2Graham, N. (2014). Polyamory : A call for increased mental health professional awareness « , Archives of Sexual Behavior, 43(6), 1031-1034.
4Brandon, M. (2011). Le défi de la monogamie : Bringing it out of the closet and into the treatment room. Sexual and Relationship Therapy, 26(3), 271-277. doi:10.1080/14681994.2011.574114
5Mitchell, M. E., Bartholomew, K. et Cobb, R. J. (2014). Need fulfillment in polyamorous relationships (satisfaction des besoins dans les relations polyamoureuses). Journal of Sex Research, 51(3), 329-339.

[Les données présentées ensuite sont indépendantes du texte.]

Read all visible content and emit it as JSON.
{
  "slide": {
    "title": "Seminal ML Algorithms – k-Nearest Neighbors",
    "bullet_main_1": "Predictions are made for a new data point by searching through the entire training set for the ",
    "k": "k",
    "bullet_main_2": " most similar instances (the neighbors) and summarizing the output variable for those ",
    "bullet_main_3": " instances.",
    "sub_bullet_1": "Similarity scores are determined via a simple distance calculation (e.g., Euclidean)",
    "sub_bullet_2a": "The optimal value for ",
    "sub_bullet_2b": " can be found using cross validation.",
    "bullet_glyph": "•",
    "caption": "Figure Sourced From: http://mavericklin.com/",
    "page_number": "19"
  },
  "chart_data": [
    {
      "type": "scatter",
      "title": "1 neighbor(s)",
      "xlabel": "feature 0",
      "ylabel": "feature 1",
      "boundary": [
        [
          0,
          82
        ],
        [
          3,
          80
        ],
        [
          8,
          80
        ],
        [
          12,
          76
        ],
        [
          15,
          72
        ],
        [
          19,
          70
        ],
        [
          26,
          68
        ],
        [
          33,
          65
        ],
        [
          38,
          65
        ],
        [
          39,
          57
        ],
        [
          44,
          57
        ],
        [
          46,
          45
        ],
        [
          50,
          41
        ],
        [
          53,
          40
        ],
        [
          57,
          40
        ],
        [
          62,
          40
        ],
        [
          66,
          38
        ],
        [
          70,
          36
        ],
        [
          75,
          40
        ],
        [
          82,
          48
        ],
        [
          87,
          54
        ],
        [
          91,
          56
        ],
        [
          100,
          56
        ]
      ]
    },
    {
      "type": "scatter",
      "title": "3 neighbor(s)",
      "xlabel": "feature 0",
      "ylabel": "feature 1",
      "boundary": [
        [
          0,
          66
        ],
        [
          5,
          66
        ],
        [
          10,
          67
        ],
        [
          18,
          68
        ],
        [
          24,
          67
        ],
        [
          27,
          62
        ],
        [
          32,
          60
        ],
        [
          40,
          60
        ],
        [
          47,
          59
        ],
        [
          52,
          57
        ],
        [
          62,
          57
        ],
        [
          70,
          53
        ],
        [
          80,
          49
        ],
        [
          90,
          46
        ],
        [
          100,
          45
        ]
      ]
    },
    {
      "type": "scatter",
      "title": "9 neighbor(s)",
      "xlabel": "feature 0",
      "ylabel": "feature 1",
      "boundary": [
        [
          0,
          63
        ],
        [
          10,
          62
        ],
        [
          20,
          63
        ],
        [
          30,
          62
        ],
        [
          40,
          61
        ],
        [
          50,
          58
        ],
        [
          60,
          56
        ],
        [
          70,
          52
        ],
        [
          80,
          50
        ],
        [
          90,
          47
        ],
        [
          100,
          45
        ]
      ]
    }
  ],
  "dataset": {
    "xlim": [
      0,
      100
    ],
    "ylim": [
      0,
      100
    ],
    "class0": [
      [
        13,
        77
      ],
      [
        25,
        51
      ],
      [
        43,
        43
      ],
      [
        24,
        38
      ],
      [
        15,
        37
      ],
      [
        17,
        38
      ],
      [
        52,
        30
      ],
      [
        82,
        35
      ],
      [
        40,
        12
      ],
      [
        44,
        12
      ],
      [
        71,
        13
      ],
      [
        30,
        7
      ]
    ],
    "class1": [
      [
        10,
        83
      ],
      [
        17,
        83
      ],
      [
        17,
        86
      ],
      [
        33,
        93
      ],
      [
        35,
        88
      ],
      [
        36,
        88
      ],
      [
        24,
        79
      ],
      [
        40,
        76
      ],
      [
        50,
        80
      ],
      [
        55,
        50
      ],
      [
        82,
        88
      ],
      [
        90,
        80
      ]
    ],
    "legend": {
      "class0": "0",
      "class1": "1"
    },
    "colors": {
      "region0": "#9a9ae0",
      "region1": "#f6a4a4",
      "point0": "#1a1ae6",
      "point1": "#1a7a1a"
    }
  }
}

6ModernPoly. (n.d.). Polyamory group registry. Extrait de https://web.archive.org/web/20141218060256/http://polygroups.com/
7Manley, M. H., Diamond, L. M., & van Anders, S. M. (2015). Polyamorie, monoamorie et fluidité sexuelle : A longitudinal study of identity and sexual trajectories. Psychology of Sexual Orientation and Gender Diversity, 2(2), 168-180.
8Klesse, C. (2011). Notions of love in polyamory- Elements in a discourse on multiple loving « , Laboratorium, 3, 4-25. Extrait de http://www.soclabo.org/index.php/laboratorium/article/view/250/586
9Easton, D. et Hardy, J.W. (2009). The ethical slut : A practical guide to polyamory, open relationships & other adventures (2e édition). New York : Crown Publishing Group.
Dr. Marisa Cohen
Francis College, a fondé le Self-Awareness and Bonding Lab (SABL) à l’automne 2014. Ses recherches ont porté sur le développement des relations tout au long de la vie, notamment sur les facteurs qui influencent le choix d’un partenaire et sur la perception qu’ont les gens de ce qui permet aux relations de survivre et de s’épanouir. Elle s’intéresse plus particulièrement à la manière dont les différentes configurations relationnelles influencent la satisfaction qui en découle.